Un exemple d'acquisition des connaissances inspiré par la méthode de Mioara Mugur-Schächter: le chômage
Jean-Paul Baquiast
6 janvier 2006
Cet article est extrait et adapté de notre livre en libre accès: Comprendre - Nouvelles sciences, nouveaux citoyens. Introduction à la complexité http://www.admiroutes.asso.fr/baquiast.htm
MCR ou MRC: Method of Relativized Conceptualisation: La Méthode a fait l'objet de divers articles et discussions et d'un ouvrage de présentation détaillé : Quantum Mechanics, Mathematics, Cognition and Action (Kluwer Academic, 2002). Le CNRS vient de décider d'en publier une version française actualisée.
Nous y avons consacré plusieurs pages dans la revue Automates-Intelligents, comme le lecteur pourra le voir en consultant notre tout nouveau moteur de recherche incorporé. A.I.
Abréviations:
- MQ: Mécanique quantique
- MCR: Méthode de Conceptualisation Relativisée, proposée par la physicienne Mioara Mugur-Schächter
- ANPE: Agence nationale pour l'emploi
Les processus de la MQ étant encore mal connus du grand public, proposons au lecteur une application simplifiée de MCR, en nous situant dans le champ des connaissances ordinaires afin d’éviter de laisser croire qu’elle n’intéressera que les physiciens.
Supposons un économiste qui cherche à comprendre le chômage qui persiste dans les économies occidentales malgré la reprise de l’activité. Cet économiste constate que les définitions classiques du chômage ne suffisent pas à expliquer les phénomènes constatés sur le marché de l’emploi dans un pays comme la France. Il en vient à les critiquer. Sont-elles pertinentes ?
Dans une science économique “ réaliste ”, c’est-à-dire persuadée de l’existence d’un réel existant indépendamment de l’homme, on a tendance à considérer qu’il existe des objets en soi, le chômage, l’inflation, la mondialisation, que l’on peut étudier de l’ extérieur et décrire de façon objective, en “ tournant autour ” comme on le fait en étudiant une machine ou un phénomène relativement objectif, par exemple une éruption volcanique. Mais un peu de réflexion montre que le chômage ou l’inflation sont des entités construites pour les besoins de tel ou tel discours. Le chômage n’est pas conçu ni décrit de la même façon par le Medef, la CGT, le ministre des finances ou une personne en recherche d’emploi. En d’autres termes, on ne peut pas “ réifier ” le chômage, c’est-à-dire parler de lui comme s’il s’agissait d’une réalité dont la définition s’imposerait à tous.

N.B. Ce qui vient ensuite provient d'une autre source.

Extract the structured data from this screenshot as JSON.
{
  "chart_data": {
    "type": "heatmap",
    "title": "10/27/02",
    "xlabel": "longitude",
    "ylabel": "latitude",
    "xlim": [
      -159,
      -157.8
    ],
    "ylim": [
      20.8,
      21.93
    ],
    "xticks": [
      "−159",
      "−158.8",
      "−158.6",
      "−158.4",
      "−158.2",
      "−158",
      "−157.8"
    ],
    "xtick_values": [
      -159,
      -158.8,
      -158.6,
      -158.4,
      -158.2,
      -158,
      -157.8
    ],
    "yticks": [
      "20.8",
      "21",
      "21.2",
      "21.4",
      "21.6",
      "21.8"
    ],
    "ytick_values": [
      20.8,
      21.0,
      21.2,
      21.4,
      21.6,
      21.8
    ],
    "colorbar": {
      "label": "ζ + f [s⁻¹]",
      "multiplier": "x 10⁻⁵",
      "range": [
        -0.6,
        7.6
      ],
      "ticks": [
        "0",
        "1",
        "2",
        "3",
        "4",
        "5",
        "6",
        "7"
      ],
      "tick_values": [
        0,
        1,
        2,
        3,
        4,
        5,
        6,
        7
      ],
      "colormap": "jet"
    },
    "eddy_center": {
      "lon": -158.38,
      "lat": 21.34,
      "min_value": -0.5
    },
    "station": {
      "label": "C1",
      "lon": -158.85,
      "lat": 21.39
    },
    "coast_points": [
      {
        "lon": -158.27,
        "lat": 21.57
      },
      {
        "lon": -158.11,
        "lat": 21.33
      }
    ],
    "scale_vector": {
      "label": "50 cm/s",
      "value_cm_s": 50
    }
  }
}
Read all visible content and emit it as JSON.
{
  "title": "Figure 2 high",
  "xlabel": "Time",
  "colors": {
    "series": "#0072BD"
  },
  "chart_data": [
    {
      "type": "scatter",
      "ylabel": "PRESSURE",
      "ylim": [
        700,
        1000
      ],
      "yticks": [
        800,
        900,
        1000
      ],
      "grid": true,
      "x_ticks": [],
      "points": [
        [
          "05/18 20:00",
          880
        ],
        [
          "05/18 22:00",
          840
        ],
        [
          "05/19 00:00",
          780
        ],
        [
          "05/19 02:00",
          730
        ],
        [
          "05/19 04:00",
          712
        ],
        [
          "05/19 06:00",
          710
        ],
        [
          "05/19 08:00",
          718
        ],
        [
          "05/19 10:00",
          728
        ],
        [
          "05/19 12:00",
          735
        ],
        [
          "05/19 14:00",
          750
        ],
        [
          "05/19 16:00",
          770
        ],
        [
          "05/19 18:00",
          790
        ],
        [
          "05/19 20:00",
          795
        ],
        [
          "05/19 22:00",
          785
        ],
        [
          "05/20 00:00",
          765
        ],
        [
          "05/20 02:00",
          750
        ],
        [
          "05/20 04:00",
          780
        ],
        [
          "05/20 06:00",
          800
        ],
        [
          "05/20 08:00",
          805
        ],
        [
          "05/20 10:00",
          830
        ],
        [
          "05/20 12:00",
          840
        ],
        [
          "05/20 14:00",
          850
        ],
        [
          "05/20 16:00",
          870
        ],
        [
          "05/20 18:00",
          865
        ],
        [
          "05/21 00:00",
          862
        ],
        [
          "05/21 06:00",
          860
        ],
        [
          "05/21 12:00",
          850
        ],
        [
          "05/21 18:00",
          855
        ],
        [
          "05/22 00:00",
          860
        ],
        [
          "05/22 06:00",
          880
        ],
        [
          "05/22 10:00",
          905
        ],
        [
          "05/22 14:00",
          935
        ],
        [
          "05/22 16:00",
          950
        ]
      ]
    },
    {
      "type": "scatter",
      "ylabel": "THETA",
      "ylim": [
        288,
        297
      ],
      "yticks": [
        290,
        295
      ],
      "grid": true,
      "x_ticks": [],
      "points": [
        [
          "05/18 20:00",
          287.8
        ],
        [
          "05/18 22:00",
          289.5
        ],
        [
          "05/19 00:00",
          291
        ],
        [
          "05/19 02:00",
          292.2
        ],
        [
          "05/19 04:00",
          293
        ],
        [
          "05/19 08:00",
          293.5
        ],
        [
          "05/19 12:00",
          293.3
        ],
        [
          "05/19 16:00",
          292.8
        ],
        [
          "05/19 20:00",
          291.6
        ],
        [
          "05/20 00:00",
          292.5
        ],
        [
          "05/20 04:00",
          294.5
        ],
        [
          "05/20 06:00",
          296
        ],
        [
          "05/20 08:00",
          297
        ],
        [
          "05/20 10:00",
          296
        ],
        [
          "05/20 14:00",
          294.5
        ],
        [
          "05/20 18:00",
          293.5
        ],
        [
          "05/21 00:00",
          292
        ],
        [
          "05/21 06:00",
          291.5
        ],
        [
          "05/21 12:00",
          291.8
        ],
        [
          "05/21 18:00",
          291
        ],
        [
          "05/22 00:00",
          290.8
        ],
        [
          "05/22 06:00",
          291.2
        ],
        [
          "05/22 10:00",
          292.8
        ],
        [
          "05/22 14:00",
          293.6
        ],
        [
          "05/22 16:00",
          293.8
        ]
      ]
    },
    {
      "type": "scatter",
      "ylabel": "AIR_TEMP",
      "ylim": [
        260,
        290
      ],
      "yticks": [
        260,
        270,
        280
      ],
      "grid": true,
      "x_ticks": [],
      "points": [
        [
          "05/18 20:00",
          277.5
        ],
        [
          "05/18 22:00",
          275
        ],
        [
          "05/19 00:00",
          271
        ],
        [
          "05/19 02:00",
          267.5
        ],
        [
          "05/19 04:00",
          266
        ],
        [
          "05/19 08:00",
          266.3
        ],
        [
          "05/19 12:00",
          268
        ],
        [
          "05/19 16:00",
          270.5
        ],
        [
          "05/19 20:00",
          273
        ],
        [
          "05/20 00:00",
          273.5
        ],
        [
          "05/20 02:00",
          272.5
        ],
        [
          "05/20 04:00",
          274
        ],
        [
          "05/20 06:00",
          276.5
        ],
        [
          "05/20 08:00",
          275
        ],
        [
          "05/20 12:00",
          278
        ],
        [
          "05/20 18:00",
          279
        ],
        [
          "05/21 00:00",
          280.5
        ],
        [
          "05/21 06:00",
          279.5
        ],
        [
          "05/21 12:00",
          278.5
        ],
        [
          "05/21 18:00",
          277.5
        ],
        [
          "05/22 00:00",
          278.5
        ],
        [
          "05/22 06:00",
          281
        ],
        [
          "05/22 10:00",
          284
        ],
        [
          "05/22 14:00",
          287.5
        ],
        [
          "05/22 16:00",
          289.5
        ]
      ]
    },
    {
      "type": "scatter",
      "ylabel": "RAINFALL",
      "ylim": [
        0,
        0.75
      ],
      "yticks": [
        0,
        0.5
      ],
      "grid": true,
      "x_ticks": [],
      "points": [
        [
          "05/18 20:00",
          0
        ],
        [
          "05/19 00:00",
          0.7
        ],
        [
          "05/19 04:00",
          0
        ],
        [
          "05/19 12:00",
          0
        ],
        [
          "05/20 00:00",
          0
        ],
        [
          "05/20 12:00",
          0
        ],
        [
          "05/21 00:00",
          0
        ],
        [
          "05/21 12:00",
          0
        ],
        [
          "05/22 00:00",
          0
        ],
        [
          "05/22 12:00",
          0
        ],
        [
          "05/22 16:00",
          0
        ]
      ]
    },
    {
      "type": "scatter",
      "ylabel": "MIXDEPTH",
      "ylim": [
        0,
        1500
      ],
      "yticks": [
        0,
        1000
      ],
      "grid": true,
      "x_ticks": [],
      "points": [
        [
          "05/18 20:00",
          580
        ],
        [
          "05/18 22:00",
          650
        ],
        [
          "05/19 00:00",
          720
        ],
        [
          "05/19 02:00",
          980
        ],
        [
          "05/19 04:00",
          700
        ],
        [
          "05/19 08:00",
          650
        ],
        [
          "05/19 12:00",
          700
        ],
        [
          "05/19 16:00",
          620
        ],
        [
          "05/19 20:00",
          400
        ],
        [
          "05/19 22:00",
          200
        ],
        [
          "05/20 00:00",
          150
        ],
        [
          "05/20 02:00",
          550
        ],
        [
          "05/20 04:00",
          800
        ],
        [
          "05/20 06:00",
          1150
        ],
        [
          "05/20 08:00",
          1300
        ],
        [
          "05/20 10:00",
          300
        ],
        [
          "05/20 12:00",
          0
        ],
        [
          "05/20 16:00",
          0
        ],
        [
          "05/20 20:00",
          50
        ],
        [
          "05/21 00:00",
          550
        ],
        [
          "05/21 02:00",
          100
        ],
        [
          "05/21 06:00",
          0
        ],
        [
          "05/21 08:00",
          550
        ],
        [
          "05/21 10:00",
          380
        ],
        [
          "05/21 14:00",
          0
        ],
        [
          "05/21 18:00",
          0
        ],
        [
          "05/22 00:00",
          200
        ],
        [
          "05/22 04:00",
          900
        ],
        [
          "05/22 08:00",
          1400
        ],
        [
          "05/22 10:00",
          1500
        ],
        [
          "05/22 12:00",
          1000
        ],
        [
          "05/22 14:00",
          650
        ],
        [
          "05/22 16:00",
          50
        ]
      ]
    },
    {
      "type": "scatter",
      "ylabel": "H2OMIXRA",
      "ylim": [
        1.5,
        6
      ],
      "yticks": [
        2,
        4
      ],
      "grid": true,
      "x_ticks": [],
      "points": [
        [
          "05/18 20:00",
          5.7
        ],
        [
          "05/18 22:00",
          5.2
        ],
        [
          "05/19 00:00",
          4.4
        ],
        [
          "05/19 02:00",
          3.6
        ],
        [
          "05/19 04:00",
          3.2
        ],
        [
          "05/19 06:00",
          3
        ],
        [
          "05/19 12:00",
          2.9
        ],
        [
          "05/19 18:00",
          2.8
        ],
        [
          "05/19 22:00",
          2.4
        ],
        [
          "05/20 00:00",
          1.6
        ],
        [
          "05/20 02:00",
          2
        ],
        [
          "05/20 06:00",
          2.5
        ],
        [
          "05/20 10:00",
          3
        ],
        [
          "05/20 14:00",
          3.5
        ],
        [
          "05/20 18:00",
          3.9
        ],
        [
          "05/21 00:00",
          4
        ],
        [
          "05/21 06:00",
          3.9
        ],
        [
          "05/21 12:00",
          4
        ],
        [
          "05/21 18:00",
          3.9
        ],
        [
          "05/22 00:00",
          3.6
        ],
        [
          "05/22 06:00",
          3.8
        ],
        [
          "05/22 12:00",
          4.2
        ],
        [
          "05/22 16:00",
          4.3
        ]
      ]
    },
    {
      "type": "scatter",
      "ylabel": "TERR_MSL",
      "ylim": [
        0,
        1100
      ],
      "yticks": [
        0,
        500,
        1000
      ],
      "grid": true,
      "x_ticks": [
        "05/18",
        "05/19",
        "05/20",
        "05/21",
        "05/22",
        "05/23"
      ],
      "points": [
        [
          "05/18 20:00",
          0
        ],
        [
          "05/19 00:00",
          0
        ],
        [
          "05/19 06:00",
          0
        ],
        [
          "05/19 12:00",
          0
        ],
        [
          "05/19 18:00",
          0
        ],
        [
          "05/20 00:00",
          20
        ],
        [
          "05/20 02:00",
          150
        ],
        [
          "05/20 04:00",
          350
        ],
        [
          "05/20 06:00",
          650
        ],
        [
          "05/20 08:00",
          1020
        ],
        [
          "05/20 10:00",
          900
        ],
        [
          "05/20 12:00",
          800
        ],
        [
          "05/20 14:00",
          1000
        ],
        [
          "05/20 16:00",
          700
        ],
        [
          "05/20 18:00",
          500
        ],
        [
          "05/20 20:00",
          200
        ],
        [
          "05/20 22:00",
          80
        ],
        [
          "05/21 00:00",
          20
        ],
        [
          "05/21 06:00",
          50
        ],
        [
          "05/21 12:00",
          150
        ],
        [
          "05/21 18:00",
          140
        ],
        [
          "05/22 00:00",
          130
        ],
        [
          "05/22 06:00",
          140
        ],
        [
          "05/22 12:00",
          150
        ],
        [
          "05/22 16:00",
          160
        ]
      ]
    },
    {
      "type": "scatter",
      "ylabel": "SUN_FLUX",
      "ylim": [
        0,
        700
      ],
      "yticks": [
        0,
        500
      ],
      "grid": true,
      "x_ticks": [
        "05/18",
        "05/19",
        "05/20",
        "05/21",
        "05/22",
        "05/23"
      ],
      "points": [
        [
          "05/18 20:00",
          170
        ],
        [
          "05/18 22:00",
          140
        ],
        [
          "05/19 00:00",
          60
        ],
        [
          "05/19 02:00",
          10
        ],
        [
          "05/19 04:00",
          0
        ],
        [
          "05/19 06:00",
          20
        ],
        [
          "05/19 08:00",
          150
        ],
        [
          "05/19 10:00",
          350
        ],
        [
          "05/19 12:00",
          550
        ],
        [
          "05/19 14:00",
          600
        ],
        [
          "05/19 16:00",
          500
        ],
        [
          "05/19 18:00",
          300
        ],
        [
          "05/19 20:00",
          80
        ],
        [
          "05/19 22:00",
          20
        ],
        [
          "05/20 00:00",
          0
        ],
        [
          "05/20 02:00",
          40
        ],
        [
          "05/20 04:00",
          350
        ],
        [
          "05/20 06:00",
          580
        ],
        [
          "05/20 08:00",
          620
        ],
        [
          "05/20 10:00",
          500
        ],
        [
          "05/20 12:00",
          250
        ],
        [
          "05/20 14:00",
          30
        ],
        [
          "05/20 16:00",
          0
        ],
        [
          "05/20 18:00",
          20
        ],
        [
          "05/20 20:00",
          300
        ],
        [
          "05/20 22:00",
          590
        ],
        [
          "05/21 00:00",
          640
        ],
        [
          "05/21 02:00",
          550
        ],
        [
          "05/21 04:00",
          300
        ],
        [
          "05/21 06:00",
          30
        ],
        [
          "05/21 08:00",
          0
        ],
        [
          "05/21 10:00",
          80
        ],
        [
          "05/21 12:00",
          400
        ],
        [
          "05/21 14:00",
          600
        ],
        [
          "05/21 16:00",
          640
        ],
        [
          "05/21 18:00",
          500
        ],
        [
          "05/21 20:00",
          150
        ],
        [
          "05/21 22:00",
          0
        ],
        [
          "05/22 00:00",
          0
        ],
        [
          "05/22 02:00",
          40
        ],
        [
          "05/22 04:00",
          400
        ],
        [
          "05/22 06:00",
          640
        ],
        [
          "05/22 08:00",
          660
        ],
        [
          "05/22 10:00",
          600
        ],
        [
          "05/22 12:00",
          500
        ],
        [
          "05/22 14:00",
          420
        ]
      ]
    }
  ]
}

L’entité chômage ne peut être décrite d’une façon qui fasse abstraction de la personne qui en parle. Les deux sont inséparables.
Que faire alors? Maintenir l’hétérogénéité des discours, reposant sur la diversité des personnes parlant du chômage et sur la non-compatibilité de leurs motivations ? C’est en général ce qui se passe. On aboutit à une sorte de babélisation, chaque personne (chaque locuteur) désignant sous le même mot des choses différentes et surtout, voulant provoquer des réactions politiques différentes. Ceci explique pourquoi la science économique est généralement considérée comme inexacte sinon menteuse, au même titre que la météorologie vue par la soi-disant sagesse populaire.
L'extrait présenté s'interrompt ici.